ATI RN
ATI Capstone Medical Surgical Assessment 1 Quizlet
1. What is the first medication to give to a patient with wheezing due to an allergic reaction?
- A. Albuterol via nebulizer
- B. Methylprednisolone 100 mg IV
- C. Cromolyn 20 mg via nebulizer
- D. Aminophylline 500 mg IV
Correct answer: A
Rationale: The correct answer is A, Albuterol via nebulizer. Albuterol is the first-line treatment for wheezing caused by an allergic reaction because it is a fast-acting bronchodilator that helps to quickly open the airways, providing immediate relief of symptoms. Choice B, Methylprednisolone 100 mg IV, is a corticosteroid used for its anti-inflammatory effects but is not the initial medication for acute wheezing in an allergic reaction. Choice C, Cromolyn 20 mg via nebulizer, is a mast cell stabilizer that can be used for prevention but is not the first choice for acute symptom relief. Choice D, Aminophylline 500 mg IV, is a bronchodilator with a narrow therapeutic window and more side effects compared to Albuterol, making it a less preferred option as the initial treatment.
2. A patient with pre-dialysis end-stage kidney disease is asking for dietary recommendations. What should the nurse suggest?
- A. Limit protein intake
- B. Limit potassium intake
- C. Restrict sodium intake
- D. Limit phosphorus intake to 700mg/day
Correct answer: D
Rationale: In patients with pre-dialysis end-stage kidney disease, it is crucial to limit phosphorus intake to 700mg/day to manage their condition. High phosphorus levels can lead to complications such as bone and heart problems. Limiting protein intake is essential in later stages of kidney disease, particularly in dialysis patients to reduce the buildup of waste products. While limiting potassium and restricting sodium intake are also important in kidney disease management, the priority for a patient with pre-dialysis end-stage kidney disease is to control phosphorus levels.
3. A home health nurse is providing teaching to the family of a client who has a seizure disorder. Which of the following interventions should the nurse include in the teaching?

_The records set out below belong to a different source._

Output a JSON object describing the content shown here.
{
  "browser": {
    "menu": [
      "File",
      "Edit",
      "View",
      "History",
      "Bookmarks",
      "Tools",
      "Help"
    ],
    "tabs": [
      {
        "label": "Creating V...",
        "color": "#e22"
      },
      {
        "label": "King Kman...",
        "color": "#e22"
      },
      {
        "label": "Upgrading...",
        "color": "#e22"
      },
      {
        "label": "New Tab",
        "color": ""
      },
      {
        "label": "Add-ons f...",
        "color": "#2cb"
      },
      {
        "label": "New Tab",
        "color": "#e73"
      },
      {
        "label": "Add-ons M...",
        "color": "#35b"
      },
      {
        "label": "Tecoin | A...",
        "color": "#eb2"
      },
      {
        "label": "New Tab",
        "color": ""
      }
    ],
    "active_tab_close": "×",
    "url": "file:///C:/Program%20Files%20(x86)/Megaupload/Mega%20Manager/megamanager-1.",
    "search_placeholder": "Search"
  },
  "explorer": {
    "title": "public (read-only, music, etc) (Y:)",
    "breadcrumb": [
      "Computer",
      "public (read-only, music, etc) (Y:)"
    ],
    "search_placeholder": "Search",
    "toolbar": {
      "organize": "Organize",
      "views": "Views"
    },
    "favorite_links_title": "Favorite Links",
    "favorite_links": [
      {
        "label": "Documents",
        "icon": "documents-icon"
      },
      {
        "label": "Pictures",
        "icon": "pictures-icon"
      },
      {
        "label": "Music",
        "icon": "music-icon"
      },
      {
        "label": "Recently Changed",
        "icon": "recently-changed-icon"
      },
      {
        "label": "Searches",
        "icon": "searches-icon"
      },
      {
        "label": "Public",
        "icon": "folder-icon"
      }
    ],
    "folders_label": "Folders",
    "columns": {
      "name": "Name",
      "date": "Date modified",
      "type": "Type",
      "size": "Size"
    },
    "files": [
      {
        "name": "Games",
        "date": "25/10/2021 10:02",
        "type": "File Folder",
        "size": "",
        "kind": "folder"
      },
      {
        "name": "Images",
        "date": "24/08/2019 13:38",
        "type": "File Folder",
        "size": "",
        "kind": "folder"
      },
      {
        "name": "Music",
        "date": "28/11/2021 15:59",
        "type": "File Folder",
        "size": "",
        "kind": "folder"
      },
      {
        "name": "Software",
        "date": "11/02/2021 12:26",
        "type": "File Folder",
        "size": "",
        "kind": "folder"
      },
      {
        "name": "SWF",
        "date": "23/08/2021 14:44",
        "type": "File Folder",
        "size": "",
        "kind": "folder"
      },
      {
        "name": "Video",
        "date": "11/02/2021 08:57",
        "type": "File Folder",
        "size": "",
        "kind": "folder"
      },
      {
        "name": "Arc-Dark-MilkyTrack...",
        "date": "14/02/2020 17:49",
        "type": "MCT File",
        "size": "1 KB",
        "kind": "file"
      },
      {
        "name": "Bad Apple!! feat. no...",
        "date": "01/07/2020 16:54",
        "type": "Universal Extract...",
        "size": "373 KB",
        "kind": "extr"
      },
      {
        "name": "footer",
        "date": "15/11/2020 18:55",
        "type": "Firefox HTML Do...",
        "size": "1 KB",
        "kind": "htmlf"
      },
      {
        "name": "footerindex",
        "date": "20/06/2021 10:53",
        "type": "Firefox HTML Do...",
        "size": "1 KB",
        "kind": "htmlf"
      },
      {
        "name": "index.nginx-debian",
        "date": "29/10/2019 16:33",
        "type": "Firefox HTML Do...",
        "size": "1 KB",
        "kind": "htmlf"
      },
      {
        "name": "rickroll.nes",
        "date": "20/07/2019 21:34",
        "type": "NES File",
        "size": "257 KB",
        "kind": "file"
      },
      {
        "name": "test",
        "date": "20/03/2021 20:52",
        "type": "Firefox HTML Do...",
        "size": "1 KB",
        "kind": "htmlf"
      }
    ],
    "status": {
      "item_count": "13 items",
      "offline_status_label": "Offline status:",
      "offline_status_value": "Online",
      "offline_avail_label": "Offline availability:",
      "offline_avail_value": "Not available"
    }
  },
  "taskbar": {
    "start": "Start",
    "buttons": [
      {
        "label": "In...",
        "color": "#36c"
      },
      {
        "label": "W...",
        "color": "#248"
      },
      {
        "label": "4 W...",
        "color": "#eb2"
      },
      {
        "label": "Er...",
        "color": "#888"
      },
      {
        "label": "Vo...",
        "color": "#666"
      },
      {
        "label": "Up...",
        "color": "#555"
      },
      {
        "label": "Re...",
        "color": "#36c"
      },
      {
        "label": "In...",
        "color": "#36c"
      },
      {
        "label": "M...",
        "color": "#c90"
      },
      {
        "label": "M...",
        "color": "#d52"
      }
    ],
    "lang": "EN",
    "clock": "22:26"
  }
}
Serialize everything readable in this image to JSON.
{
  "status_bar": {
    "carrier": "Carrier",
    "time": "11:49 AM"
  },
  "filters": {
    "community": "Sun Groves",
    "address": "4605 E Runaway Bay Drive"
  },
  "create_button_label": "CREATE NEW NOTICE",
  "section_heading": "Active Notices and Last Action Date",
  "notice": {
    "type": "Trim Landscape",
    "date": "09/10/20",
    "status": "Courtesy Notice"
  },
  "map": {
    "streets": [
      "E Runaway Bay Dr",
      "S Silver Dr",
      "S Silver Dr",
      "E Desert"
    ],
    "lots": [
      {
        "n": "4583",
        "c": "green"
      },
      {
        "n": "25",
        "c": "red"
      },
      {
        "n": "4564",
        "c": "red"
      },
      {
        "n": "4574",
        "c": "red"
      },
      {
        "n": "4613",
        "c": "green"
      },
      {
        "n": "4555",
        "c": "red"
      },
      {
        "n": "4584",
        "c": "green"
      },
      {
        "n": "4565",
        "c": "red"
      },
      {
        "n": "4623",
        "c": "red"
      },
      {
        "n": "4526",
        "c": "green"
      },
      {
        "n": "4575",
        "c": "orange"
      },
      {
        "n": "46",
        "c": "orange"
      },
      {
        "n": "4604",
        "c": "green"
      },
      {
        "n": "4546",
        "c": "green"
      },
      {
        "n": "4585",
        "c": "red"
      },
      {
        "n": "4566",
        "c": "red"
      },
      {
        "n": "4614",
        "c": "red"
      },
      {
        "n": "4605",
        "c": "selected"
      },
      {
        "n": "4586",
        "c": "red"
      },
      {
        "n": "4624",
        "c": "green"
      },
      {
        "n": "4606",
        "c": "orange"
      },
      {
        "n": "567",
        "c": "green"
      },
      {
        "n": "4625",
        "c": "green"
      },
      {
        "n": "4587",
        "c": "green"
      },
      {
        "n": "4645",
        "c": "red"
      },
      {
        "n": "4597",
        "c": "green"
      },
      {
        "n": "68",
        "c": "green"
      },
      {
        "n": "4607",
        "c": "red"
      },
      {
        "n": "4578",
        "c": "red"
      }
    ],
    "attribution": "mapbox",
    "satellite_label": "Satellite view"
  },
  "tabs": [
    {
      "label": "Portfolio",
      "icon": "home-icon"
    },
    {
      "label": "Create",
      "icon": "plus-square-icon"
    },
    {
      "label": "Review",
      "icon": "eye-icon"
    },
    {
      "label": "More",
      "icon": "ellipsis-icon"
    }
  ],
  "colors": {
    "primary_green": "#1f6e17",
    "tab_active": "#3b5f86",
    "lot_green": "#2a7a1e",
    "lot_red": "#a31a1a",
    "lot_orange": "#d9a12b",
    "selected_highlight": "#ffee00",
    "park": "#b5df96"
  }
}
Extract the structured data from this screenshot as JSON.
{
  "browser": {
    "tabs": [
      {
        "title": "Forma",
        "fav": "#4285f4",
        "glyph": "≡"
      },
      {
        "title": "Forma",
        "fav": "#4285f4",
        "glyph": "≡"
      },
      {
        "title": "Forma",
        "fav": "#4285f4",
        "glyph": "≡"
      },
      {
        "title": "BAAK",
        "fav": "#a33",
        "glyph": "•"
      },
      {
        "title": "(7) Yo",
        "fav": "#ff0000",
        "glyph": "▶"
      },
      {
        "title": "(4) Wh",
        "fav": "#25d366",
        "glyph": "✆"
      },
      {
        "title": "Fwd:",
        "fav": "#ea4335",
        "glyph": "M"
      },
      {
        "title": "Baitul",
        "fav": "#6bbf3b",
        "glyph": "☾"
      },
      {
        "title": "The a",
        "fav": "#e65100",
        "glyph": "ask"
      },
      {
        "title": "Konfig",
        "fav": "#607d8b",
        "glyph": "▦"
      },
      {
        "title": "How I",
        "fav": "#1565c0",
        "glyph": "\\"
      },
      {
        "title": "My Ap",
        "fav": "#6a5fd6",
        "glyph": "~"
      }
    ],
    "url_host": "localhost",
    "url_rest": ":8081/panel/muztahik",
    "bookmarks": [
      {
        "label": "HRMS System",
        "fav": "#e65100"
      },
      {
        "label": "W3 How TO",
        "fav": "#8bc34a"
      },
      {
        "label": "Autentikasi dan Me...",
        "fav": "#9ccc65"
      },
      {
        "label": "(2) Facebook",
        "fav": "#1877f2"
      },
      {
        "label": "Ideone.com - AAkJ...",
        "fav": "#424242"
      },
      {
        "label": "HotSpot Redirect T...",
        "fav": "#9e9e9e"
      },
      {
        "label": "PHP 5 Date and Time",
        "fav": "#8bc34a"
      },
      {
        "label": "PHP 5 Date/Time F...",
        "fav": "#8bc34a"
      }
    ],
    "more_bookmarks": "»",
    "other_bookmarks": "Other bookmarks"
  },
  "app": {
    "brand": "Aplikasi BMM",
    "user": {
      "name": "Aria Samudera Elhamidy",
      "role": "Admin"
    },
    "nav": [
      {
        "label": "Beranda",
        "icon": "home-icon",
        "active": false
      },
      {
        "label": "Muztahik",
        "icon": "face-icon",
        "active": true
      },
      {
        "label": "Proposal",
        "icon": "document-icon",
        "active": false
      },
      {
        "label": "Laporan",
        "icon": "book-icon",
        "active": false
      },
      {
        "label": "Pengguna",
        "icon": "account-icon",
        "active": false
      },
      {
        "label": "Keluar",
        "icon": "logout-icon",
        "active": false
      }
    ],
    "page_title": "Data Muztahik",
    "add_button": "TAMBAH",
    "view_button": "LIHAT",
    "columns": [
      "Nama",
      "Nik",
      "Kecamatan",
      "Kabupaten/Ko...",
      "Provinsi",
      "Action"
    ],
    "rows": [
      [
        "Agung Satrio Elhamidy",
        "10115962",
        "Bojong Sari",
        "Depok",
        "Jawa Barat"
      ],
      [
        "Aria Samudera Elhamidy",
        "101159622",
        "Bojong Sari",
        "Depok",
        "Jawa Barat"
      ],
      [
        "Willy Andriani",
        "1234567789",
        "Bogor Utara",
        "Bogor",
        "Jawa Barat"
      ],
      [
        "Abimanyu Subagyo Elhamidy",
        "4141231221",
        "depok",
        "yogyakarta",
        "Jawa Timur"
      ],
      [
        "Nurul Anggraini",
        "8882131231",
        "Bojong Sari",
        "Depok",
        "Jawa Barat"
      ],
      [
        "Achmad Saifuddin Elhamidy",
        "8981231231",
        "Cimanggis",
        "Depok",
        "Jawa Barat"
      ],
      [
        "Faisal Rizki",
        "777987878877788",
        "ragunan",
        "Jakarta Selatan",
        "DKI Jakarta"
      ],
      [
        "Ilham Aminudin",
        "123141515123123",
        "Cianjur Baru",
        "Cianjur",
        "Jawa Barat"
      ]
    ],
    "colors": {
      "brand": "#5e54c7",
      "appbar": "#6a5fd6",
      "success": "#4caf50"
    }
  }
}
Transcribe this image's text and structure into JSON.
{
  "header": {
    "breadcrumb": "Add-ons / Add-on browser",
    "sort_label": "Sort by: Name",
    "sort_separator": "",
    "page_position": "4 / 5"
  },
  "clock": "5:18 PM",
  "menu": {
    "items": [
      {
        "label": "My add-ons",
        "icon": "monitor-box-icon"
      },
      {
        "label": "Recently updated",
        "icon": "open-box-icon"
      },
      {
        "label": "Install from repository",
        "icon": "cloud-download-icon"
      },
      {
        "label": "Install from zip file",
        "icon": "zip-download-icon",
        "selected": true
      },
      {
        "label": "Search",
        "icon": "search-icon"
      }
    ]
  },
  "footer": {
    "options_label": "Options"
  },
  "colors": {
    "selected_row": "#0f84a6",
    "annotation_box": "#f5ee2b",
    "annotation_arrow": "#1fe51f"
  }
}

- A. Keep a padded tongue depressor near the bedside
- B. Place a pillow under the client's head during a seizure
- C. Administer diazepam intravenously at the onset of seizures
- D. Position the client on their side during a seizure
Correct answer: D
Rationale: The correct intervention for a client who has a seizure disorder is to position the client on their side during a seizure. This helps to prevent aspiration and ensures a patent airway. Keeping a padded tongue depressor near the bedside (Choice A) is not recommended as it can cause injury during a seizure. Placing a pillow under the client's head during a seizure (Choice B) is also not advised as it can obstruct the airway. Administering diazepam intravenously at the onset of seizures (Choice C) is not typically done at home without healthcare provider direction.
4. What is the priority action for a patient with chest pain from acute coronary syndrome?
- A. Administer sublingual nitroglycerin
- B. Check the patient's cardiac enzymes
- C. Administer aspirin
- D. Obtain IV access
Correct answer: A
Rationale: The correct answer is to administer sublingual nitroglycerin. This medication helps dilate the blood vessels, reducing the workload of the heart and improving blood flow to the heart muscle, which is crucial in the management of acute coronary syndrome. Checking cardiac enzymes (choice B) is important for diagnosing a heart attack but is not the priority over providing immediate relief to the patient's chest pain. Administering aspirin (choice C) is also important in acute coronary syndrome to prevent further clot formation, but it is not the priority action for immediate pain relief. Obtaining IV access (choice D) is necessary for administering medications or fluids; however, in this scenario, providing sublingual nitroglycerin for prompt pain relief takes precedence.
5. When caring for a patient with hypokalemia, what should the nurse monitor for?
- A. Monitor for muscle weakness
- B. Check for cardiac dysrhythmias
- C. Monitor for bradycardia
- D. Monitor for seizures
Correct answer: A
Rationale: Corrected Answer: Muscle weakness is a common sign of hypokalemia. The nurse should monitor for muscle weakness as potassium plays a crucial role in muscle function. Choices B, C, and D are incorrect because although hypokalemia can lead to cardiac dysrhythmias, bradycardia, and even seizures in severe cases, muscle weakness is a more common and specific sign directly related to potassium levels.